Guerra das audiências

02 de novembro de 2018 às 00:31

Numa altura em que se decide o futuro da medição de audiências televisivas em Portugal é importante distinguir o essencial do acessório. E o essencial é a transparência de um mercado que movimenta centenas de milhões de euros e que dá emprego a milhares de portugueses.

Todos sabemos que a indústria vive uma fase complexa. O consumo de canais generalistas de modelo clássico desce em todo o mundo ocidental, como comprova a generalidade dos estudos internacionais.

Perante isto, os patrões das empresas afetadas pela fuga massiva de espectadores têm duas formas de reagir: ou enterram a cabeça na areia e tratam o país como um quintal privado, ou reinventam o negócio com criatividade e vão à luta num ambiente saudável e leal. Este último tem sido o caminho trilhado na generalidade dos países europeus e na América.

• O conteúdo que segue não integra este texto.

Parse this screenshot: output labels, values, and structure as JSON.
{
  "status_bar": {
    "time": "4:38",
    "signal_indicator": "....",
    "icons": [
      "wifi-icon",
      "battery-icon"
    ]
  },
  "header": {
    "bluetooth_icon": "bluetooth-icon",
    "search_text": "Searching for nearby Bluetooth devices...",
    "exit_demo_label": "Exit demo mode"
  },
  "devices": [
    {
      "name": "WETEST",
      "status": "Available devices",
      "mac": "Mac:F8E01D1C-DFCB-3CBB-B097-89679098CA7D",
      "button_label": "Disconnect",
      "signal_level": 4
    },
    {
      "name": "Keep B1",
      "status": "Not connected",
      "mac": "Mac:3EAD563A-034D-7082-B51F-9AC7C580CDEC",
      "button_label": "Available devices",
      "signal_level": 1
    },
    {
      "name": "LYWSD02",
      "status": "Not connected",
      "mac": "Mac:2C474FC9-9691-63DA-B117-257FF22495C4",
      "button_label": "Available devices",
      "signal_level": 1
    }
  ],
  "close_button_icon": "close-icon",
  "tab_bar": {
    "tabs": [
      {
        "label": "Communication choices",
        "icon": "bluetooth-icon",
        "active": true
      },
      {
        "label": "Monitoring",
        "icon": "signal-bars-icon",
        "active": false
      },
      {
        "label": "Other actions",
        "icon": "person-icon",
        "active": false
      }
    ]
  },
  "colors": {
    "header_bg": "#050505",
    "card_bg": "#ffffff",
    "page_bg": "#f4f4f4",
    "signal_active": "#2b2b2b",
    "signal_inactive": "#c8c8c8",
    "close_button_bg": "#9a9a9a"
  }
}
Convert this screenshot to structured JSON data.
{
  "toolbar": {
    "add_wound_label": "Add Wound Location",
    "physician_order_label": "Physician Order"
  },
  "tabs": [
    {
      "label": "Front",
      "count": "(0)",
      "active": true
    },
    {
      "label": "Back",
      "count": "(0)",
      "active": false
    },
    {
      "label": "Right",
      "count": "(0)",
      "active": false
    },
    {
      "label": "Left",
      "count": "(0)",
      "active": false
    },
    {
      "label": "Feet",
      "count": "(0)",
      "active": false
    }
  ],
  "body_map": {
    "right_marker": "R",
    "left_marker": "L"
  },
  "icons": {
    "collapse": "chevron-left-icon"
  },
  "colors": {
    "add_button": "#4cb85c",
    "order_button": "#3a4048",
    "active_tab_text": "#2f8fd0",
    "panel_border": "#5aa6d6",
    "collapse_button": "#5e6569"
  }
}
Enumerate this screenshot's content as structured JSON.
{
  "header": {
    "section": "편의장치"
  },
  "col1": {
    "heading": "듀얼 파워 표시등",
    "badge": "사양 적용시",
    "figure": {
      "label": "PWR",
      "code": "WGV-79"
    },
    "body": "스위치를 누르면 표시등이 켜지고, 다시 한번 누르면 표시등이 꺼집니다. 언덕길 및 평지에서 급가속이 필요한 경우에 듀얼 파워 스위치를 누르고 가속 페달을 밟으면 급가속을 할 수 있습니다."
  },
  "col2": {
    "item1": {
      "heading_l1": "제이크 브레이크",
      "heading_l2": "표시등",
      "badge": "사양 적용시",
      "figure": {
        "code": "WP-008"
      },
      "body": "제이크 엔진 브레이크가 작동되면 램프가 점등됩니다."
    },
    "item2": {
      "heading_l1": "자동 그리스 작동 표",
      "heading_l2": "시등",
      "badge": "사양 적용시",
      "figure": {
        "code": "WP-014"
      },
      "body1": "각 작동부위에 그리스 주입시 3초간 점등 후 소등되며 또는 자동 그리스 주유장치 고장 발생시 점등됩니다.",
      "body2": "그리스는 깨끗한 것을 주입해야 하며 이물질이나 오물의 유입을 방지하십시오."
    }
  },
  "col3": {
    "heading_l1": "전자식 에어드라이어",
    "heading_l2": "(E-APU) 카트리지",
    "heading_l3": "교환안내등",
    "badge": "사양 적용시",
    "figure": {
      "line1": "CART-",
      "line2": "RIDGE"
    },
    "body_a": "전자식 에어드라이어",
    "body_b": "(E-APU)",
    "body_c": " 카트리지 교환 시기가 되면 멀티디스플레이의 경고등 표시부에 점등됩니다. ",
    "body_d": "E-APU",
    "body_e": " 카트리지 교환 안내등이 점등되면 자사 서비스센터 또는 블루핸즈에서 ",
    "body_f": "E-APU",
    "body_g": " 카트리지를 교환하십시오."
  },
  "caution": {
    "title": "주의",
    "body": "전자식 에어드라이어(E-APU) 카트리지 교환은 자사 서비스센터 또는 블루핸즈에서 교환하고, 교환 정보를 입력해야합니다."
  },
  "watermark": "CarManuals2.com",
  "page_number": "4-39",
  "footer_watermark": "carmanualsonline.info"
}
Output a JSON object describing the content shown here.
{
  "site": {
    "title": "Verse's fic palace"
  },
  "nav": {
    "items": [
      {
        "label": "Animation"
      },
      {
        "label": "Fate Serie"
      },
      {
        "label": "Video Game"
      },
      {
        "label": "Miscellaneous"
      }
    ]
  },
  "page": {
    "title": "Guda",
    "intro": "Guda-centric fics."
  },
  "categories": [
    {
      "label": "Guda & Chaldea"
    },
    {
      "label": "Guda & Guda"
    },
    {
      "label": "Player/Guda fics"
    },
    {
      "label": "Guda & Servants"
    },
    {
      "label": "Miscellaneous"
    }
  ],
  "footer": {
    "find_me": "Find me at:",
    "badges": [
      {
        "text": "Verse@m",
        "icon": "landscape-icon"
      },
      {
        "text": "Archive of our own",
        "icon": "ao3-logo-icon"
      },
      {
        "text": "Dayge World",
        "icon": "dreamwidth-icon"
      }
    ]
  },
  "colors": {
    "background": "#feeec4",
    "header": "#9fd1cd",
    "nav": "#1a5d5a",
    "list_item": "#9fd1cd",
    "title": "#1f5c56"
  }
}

Por cá, pelo contrário, existe o péssimo hábito de defender a democracia e o mercado livre às segundas, quartas e sextas, enquanto se pugna pela manutenção dos privilégios às terças, quintas e sábados, e ao domingo vai tudo jogar golfe.

Entendamo-nos. A tentação do condicionamento industrial está ao rubro, e tem na medição de audiências diárias, feita sob a égide da CAEM, o palco da vergonha.

Estaremos todos atentos. Quem quer medir a realidade através de uma lente aumentativa está a meio caminho da fraude e deve ser combatido por todos os meios à disposição de uma sociedade aberta e de direito democrático.